On 1 September 1978, the then prime minister Jim Callaghan invited six leading trade unionists to dinner at his Elizabethan farmhouse in Sussex. By all accounts it was a very jolly affair with Callaghan’s wife Audrey doing the cooking and their granddaughter Tamsin Jay handing round the dishes. The trade union grandees went away convinced that Callaghan was about to call a general election. Instead, he sat on his hands and waited.
It proved to be a catastrophic misjudgment. Just four months later they all met up again — this time to discuss declaring a national emergency.
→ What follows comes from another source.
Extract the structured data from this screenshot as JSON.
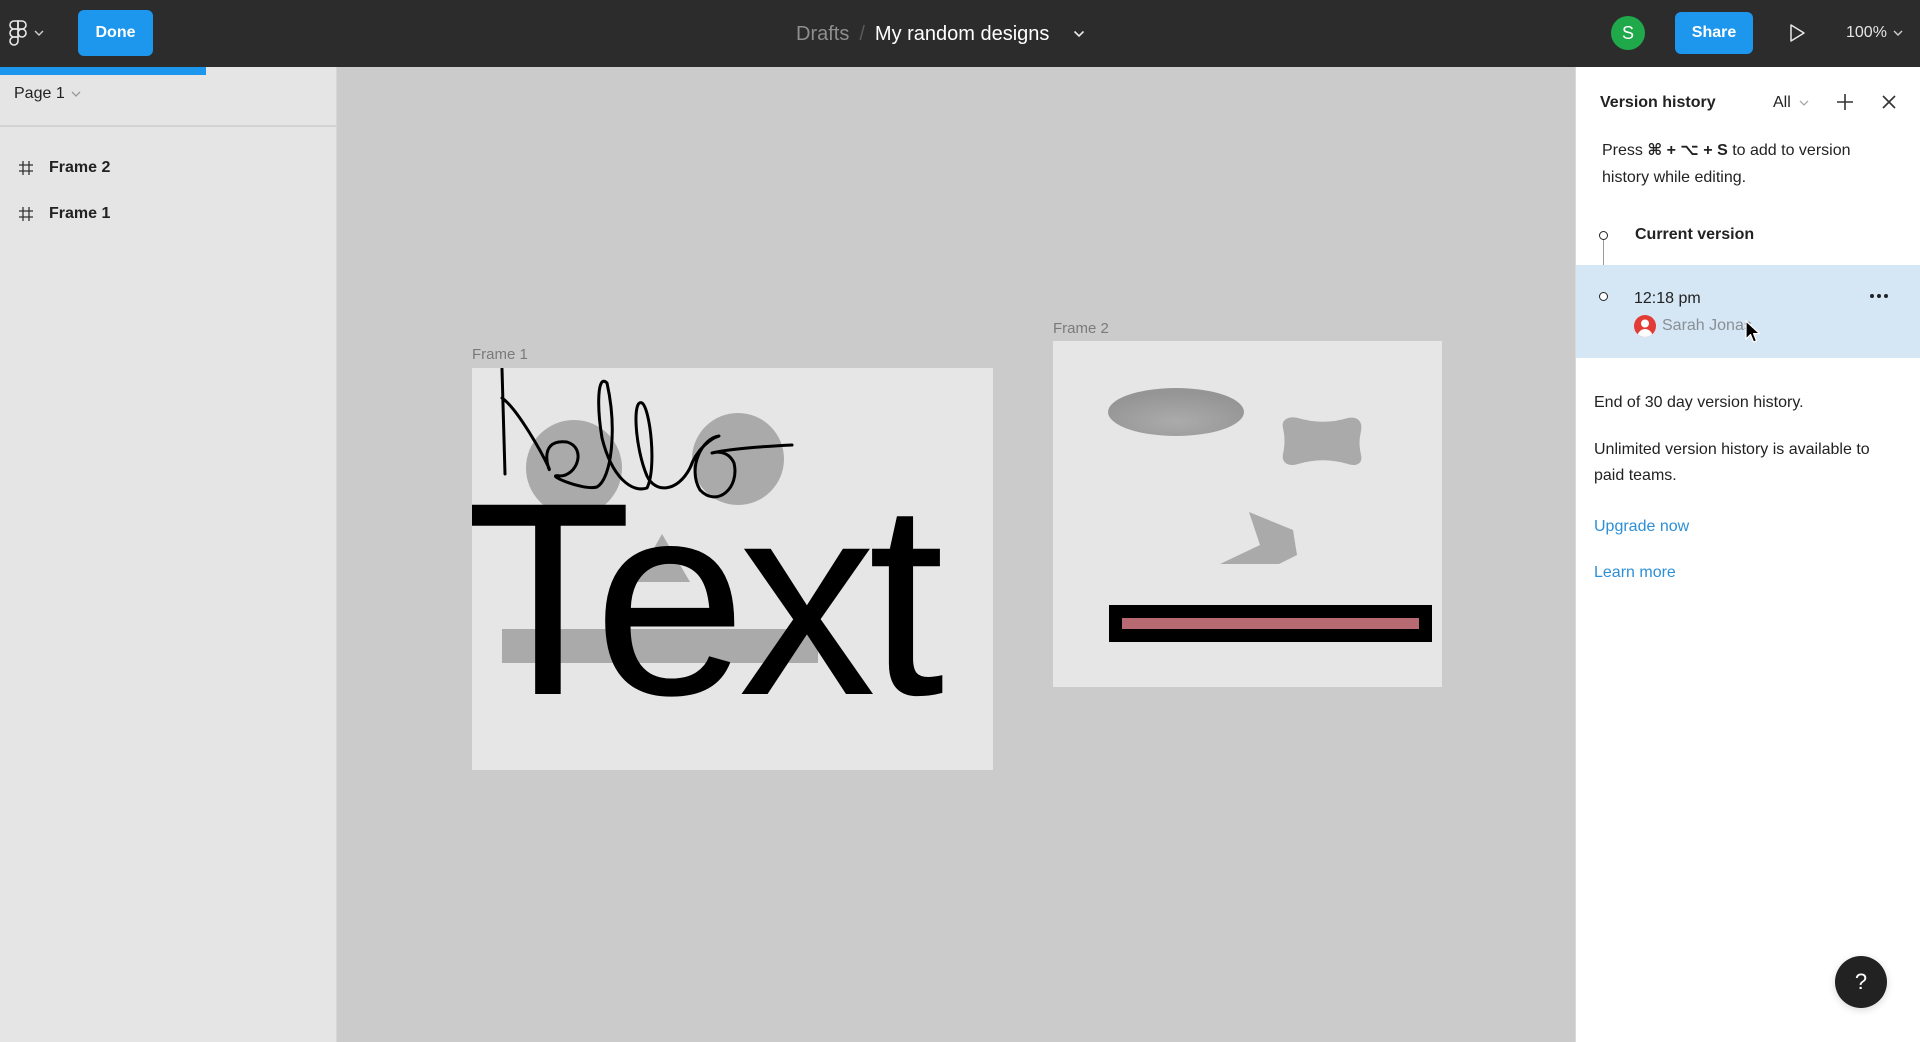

After losing a no-confidence debate in the Commons by one vote, Callaghan had no choice but to go to the country — whereupon a young Welsh MP called Neil Kinnock burst into a stirring rendition of ‘The Red Flag’.
Margaret Thatcher, of course, won the 1979 election and proceeded to dominate politics for the next 10 years. As Graham Stewart points out in this lively, incisive and valiantly thorough history of the 1980s, the last time Britain had been continuously served by the same prime minister for a decade had been back in the days of Pitt the Younger.
In any history like this, it’s tempting to look for harbingers — little fuses that start smouldering away soon after curtain-up and eventually burst into flame in Act Five. Here, one might point not entirely flippantly to Sir Geoffrey Howe’s trousers. At a lunch at Chequers soon after Mrs Thatcher had taken power, a waitress slipped and spilt hot soup into Howe’s lap. Thatcher immediately leapt up to console the waitress — ‘There, there, you musn’t be upset’ — while completely ignoring the scalded Sir Geoffrey. As
Stewart notes dryly, there would come a time when Thatcher’s lack of concern for Howe would cost her dear.
Also in her first Cabinet was Sir Keith Joseph — ‘the only boring Jew I’ve ever met’, according to Harold Macmillan. But what-
ever Joseph’s deficiencies as a dinner companion, in many ways he would prove to be a pivotal figure, torn as he was between
Ideology and Compassion, the two anchormen in the tug o’ war that raged throughout the Eighties.
But if Britain in that decade was a deeply divided place, the divisions weren’t necessarily where you might have expected to find them. Following in Orwell’s footsteps, the journalist Ian Jack visited Wigan in 1982. Although unemployment in the town was running at 20 per cent, Jack was surprised to find a newsagent selling just 13 copies a month of the New Statesman, compared to 22 copies of the Investor’s Chronicle and 36 copies of The Lady.
Yet confrontation was never far away. Politically, the two main parties glared at one another from deeply-cut trenches — despite the fact that the Labour party was now led by Michael Foot, a man whose appetite for a fight can be gauged from his reaction on learning that his wife, Jill Craigie, had been raped as a young woman by Arthur Koestler. If he had known at the time, Foot said, ‘I think I would have written him a letter.’
There were raves, riots, the poll tax, the Falklands, Aids and Greenham Common. There were forgotten figures like Honest Ed Mirvish, the Canadian entrepreneur who bought the Old Vic, and Little Peter Bruinvels the Tory MP for Leicester East who, if memory serves, not only voted for the reintroduction of hanging but volunteered to man the trap himself. And through it all, striding ever onwards it seemed, was Mrs Thatcher.
Stewart, whose sympathies are broadly but by no means swooningly to the right, is particularly good on Thatcher’s strengths and weaknesses. Where there was discord at the start of the decade, there was even more of it at the end. Yet for all
the bankruptcies and broken glass, Britain at the dawn of the 1990s was a more socially fluid, confident and prosperous place than it had been ten years earlier.
By then, there was only one survivor from Thatcher’s first Cabinet — and that was Thatcher herself. But not for long. Howe’s pants finally ignited in November 1990 when he launched his famous attack on her in the Commons. By the time he sat down, the 1980s, Thatcher and her standard-bearers had effectively become history. A month later, Howe found himself standing next to Keith Joseph at a reception to greet the new Conservative leader, John Major. Howe attempted to make conversation, but Joseph wasn’t having any of it. ‘I’m sorry Geoffrey’, Joseph told him. ‘We’re not friends anymore.’